Dans le livre de Séverine Daucourt, le mot repris (αναφορα / anaphorá = reprise, rapport) est « quand ». Exemples : Quand je dois m’allonger sur un lit trop étroit dans des draps jaune poussin, quand je pense aux poussins mâles broyés à la naissance parce qu’ils ne pondront rien (page 11) ; Quand l’été ne console pas (page 40) ; Quand je mélange ma vie de folle, ma vie de poète et ma vie de psy, quand je trouve qu’elles vont bien ensemble (page 47) ; Quand j’ai écrit ce que je n’arrivais pas à dire (page 71) ; Quand, du blanc, quelque chose, émerge (page 89).
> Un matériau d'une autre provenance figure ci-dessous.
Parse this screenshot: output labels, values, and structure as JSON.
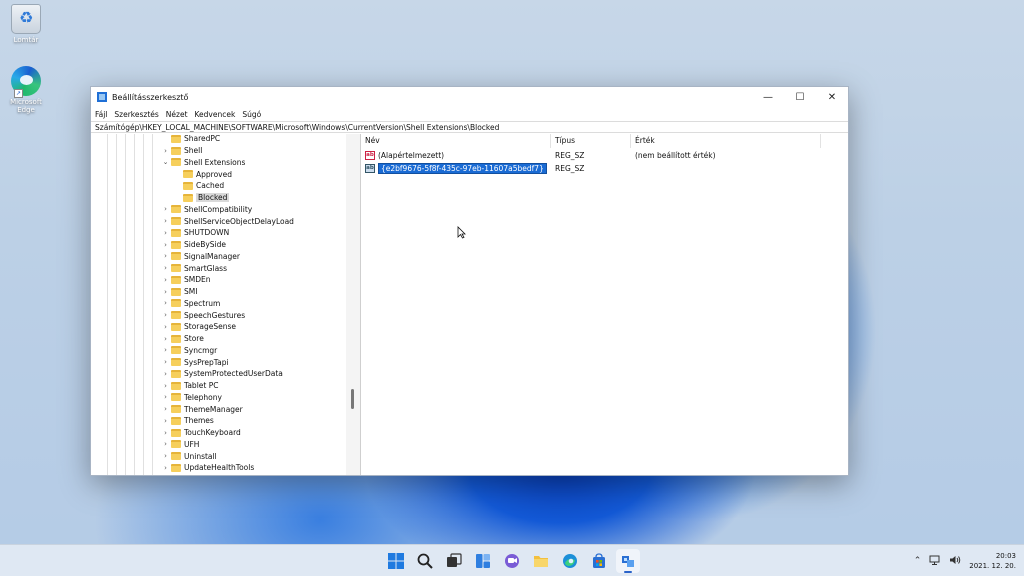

Il s’agit moins me semble-t-il de la conjonction que de l’adverbe (toutefois n’étant pas grammairien, je peux me tromper). Cela peut évoquer les « phrases-résumés » en début de chapitre, dans les romans d’aventure, commençant plutôt par « où », (« où Robinson découvre qu’il n’est pas seul dans son île ») sauf qu'ici, il n’y a pas de résumé possible. L’effet de cette insistance me paraît particulièrement réussi, car c’est par là que quelque chose comme une adresse (qui est en quelque sorte une « sortie » possible) a lieu et sens. Quelque chose comme un partage du sensible.
* Avec Manifeste pour une psychiatrie artisanale, par Emmanuel Venet (Verdier 2021), et Textes sans sépulture, écrits recueillis par Laurent Danon-Boileau à la bibliothèque de Saint-Anne (fario 2021).